The impact of this quote is magnified many times by the concluding words of the second book in which he is describing those who were his ‘torturers.’ (sic) He finds that word inappropriate.

…it brings to mind twisted individuals, ill-born,…Instead they were made of our same cloth, they were average human beings, averagely intelligent, averagely wicked: save for exceptions, they were not monsters.…Let it be clear that to a greater or lesser degree all were responsible, but it must be just as clear that behind their responsibility stands that great majority of Germans, who accepted in the beginning, out of mental laziness, myopic calculation, stupidity, and national pride, the ‘beautiful words’ of Corporal Hitler, followed him as long as luck and the lack of scruples favoured him, were swept away by his ruin, afflicted by deaths, misery and remorse, and rehabilitated a few years later as the result of an unprincipled political game.

Somewhere-I could not find the place-Levi suggests something like the Holocaust could happen again. I do not, in any way, suggest that such a horrendous event is on the horizon here in the US. But we are seeing terrible dehumanizing of multitudes of human beings in many other places. What come through, and depresses me, is the power of demagoguery, which has not changed since 1933. Note the words, “mental laziness” or “national pride.” Also, “lack of scruples.”

The ultimate lesson I got from all the readings about liberty is that in any pluralistic society, tolerance is essential if a drift toward authoritarianism and demagoguery is to be halted. Most of the writers we read stressed the need for an educated citizenry. Their sense of education was full of civic values and critical thinking, but where is this today? I cannot find much of it as captured in the news. I live in an intellectual bubble, that hardly resembles what I gather is the real world out there in the US, so I have to rely on what shows up in the various media I read and listen to. I see the highly touted social media as dangerously implicated in creating a sort of national “stupidity.” How much intelligence can be transmitted and appreciated via Twitter. That it has become a major factor in our political conversation is distressing, at best.
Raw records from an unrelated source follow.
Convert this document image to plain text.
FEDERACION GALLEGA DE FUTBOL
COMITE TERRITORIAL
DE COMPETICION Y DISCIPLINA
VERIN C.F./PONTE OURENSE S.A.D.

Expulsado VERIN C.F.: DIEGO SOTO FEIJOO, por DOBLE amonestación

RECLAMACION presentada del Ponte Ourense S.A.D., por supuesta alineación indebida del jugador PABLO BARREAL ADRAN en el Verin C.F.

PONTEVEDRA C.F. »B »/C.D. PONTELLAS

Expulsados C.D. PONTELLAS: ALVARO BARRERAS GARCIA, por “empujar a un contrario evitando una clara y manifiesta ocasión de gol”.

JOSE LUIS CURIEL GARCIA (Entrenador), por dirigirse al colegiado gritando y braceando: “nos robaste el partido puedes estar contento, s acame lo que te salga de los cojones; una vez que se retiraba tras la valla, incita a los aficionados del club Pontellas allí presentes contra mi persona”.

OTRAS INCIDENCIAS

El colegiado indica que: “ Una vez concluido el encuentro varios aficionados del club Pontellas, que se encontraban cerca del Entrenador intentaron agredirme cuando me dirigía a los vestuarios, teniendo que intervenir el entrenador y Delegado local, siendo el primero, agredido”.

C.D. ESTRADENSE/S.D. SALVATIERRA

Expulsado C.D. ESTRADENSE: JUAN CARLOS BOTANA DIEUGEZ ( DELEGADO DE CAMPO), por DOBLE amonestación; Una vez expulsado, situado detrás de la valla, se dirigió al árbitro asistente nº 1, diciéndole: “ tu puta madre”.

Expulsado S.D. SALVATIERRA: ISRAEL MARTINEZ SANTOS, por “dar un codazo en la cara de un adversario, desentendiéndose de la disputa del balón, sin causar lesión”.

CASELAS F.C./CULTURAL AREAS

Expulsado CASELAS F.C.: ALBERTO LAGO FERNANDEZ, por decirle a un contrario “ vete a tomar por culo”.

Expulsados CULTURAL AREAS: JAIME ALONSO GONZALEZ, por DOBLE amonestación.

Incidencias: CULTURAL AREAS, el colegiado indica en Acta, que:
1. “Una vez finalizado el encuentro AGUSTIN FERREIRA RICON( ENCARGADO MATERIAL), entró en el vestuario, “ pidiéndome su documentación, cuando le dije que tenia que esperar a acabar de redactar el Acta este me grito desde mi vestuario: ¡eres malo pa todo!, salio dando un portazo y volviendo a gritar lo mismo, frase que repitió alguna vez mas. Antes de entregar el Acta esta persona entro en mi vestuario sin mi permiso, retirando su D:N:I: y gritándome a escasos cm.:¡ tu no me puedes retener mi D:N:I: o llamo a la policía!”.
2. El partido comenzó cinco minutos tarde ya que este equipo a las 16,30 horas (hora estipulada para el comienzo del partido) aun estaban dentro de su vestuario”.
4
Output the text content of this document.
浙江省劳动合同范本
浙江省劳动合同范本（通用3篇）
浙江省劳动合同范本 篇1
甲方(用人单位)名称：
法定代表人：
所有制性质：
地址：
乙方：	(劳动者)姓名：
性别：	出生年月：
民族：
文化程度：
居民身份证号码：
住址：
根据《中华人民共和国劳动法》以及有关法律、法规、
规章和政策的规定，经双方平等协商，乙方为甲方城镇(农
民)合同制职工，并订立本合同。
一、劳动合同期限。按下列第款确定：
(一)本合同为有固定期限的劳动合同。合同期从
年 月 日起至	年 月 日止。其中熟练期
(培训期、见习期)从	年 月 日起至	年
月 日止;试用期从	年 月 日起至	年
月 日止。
The conversion of “news” to entertainment creates mental laziness at best. That Facebook is the source of hot topics manufactured by a stupefying algorithm based on comments and likes. I found the recent flap about political “ bias” at Facebook pathetic. To elevate a completely artificial source to something worthy of serious criticism is ludicrous, but also chilling relative to history. The dangers of groupthink have been known for a very long long. The existence of large numbers of believers does not make their beliefs either true or right. That seems to me is what Levi is telling us.

Here’s part of the reason I am depressed. The irony of Trump’s comment about shooting somebody on 7th Avenue is “huge.” Here is what he said, “I could stand in the middle of 7th Avenue and shoot somebody and not lose any voters. Like Incredible.” I wrote this down, watching him utter the words on You Tube. I end with this, as an example of the slippery slope we seem to be on without even realizing. That’s what is depressing me. Note the lack of humanity here and other other echoes of what Levi reminds us. When we, or any citizenry, stops thinking about who and how we are to be governed, we are possibly embarking on an unplanned and unwelcome social experiment.